Неотвратимо надвигалась отправка на фронт. Он погибнет почти сразу, буквально через две недели.
26-го февраля меня призвали в армию, – писал он в одном из последних писем к Але. – Три месяца я пробыл в запасном полку под Москвой, причем ездил в Рязанскую обл. на лесозаготовки. В конце мая я уехал с маршевой ротой на фронт, где и нахожусь сейчас. Боев еще не было; царит предгрозовое затишье в ожидании огромных сражений и битв. Кормят несколько лучше, чем в запасном полку. Погода часто меняется, места – болотистые, много комаров, местность холмистая; есть и леса. Всё это – сведения чисто географического характера, но здесь – фронт, и писать подробно, конечно, нельзя.

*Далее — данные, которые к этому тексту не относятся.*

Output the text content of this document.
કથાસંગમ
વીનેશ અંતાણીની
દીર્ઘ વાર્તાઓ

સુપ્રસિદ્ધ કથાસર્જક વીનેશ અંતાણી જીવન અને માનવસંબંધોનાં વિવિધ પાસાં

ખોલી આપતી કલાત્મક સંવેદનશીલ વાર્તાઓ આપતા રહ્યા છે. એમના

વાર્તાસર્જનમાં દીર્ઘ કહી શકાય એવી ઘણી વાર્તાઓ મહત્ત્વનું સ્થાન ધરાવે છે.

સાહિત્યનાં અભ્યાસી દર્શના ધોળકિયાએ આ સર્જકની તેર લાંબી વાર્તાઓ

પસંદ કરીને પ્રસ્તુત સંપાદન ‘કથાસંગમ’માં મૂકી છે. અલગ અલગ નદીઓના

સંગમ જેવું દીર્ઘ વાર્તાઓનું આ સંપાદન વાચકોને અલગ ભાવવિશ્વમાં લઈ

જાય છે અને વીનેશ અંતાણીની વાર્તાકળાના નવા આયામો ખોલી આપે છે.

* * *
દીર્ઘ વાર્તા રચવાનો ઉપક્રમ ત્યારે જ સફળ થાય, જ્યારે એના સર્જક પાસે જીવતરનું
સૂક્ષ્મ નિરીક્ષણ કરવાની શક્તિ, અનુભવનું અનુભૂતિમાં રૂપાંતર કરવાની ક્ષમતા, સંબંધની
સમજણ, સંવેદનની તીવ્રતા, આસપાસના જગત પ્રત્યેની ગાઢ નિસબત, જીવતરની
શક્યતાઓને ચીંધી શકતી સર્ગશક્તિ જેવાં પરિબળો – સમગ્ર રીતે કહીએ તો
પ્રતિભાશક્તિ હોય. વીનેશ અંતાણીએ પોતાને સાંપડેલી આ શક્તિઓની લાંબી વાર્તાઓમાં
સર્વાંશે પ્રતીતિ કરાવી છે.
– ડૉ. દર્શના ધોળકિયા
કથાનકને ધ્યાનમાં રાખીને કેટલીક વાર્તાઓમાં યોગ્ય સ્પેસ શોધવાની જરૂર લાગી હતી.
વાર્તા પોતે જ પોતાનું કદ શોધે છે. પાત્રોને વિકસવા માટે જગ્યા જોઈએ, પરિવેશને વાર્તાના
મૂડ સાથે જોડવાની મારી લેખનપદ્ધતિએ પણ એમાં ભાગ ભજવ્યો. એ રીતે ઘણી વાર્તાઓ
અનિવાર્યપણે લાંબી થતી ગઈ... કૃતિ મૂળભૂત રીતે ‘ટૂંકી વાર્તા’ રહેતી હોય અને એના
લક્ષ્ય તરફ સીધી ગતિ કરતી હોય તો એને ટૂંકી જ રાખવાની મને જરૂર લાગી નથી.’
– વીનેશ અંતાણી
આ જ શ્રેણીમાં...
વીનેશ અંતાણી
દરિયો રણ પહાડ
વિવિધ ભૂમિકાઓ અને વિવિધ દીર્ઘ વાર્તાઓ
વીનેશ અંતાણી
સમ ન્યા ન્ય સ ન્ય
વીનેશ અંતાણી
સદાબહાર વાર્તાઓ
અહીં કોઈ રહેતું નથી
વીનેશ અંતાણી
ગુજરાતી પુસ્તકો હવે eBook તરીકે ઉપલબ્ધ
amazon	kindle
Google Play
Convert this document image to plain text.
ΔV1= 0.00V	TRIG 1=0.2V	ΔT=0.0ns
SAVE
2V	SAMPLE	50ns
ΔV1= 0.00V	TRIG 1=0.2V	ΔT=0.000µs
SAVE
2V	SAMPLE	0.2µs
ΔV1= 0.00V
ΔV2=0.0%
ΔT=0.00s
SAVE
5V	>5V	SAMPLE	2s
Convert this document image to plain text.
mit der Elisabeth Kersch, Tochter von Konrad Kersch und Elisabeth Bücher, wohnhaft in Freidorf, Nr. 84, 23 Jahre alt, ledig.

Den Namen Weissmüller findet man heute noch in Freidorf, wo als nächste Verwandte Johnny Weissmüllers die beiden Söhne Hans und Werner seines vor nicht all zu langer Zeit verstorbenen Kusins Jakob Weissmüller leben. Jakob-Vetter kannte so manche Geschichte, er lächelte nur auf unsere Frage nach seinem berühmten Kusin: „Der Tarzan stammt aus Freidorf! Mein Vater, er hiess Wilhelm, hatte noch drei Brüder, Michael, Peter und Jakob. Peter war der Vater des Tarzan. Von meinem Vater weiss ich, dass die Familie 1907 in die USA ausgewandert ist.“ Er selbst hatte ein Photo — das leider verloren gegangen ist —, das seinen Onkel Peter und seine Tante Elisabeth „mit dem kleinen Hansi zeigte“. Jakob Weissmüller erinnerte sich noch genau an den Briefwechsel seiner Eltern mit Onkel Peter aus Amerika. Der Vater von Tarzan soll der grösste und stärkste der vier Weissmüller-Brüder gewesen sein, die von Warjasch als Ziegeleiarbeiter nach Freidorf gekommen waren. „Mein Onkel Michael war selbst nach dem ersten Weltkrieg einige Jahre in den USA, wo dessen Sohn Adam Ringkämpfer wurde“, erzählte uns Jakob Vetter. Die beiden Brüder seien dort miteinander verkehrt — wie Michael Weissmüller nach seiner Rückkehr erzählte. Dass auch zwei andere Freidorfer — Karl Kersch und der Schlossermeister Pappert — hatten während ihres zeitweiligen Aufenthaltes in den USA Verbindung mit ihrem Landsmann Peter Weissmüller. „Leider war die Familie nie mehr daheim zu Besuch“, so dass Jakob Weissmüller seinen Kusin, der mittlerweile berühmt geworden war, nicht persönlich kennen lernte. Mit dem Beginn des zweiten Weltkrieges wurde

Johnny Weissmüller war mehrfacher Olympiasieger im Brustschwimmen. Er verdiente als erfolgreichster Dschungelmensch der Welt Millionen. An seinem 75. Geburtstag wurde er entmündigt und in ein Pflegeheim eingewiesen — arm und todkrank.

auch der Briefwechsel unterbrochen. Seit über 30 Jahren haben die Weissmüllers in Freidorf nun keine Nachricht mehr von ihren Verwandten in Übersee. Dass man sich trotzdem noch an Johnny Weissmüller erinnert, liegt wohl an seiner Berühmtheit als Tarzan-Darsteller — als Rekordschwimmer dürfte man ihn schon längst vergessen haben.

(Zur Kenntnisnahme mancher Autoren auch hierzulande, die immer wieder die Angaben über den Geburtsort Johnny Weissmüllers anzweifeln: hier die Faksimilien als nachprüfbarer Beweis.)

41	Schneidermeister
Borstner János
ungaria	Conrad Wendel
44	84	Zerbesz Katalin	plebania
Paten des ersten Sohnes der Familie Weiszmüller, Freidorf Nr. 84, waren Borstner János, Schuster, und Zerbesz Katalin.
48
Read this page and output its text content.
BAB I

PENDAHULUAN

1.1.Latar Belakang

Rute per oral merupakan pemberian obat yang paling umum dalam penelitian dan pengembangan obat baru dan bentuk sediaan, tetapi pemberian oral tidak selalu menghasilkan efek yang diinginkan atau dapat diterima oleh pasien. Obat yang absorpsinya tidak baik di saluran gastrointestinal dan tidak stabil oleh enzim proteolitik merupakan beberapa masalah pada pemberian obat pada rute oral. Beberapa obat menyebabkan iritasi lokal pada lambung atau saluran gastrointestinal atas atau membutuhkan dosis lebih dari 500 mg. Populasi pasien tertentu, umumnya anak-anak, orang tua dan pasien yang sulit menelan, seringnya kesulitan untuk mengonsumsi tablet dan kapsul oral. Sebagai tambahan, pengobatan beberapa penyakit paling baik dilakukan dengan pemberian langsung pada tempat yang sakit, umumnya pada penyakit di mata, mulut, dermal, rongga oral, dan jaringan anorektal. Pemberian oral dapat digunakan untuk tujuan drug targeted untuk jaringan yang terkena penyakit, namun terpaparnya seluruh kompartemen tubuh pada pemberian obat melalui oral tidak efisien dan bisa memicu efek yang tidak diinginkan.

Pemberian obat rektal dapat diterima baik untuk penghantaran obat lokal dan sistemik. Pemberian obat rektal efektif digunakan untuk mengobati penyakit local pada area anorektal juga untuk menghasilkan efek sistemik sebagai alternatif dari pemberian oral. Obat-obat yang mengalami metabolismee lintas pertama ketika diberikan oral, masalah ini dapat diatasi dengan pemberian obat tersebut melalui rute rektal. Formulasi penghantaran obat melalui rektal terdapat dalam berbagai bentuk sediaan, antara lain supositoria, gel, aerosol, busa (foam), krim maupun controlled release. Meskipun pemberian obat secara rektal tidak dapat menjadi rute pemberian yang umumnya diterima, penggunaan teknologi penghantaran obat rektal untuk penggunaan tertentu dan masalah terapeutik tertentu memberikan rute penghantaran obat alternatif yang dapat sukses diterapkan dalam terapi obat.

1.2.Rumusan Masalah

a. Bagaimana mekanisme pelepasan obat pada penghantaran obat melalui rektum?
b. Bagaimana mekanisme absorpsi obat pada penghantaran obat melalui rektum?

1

Физически я чувствую себя неплохо; в запасном полку месяца полтора болел (всё – нога), а теперь всё зажило; бесспорно, я слабее других, в одном – в отношении рук, которые у меня и малы и не цепки и не сильны. Пока что работаю по писарской части, но завтра пойду в бой автоматчиком или пулеметчиком. Я абсолютно уверен в том, что моя звезда меня вынесет невредимым из этой войны, и успех придет обязательно; я верю в свою судьбу, которая мне сулит в будущем очень много хорошего. Пиши обязательно; прости за бестолковое – спешное! – письмо. Крепко целую. Твой брат Мур![513]
Встреча Мура с настоящим оказалась роковой. По его же теории, прошлое удушило Марину Ивановну, будущее погубило Сергея Эфрона, его отца. Он же сам пал жертвой настоящего. В одном из последних писем он определил на то время главное в своей жизни: “Очень хочется верить, что, несмотря ни на что, мне удастся сохранить человеческий облик, что все неокончательно потеряно. Если бы ты только знал, как я люблю цивилизацию и культуру, как дышу ими – и как ненавижу грубость и оскал невежества, как страдаю и мучаюсь от них”[514].
В конце мая Мура отправили на Западный фронт, его рота находилась в составе 1-го Прибалтийского фронта. 7 июля 1944 года он был ранен где-то под Витебском, далее никаких сведений о нем нет, он исчез среди умерших от ран солдат, его тело, видимо, было оставлено медсанбатом где-то в тех местах. Его похоронили под деревней Друйка Белорусской ССР.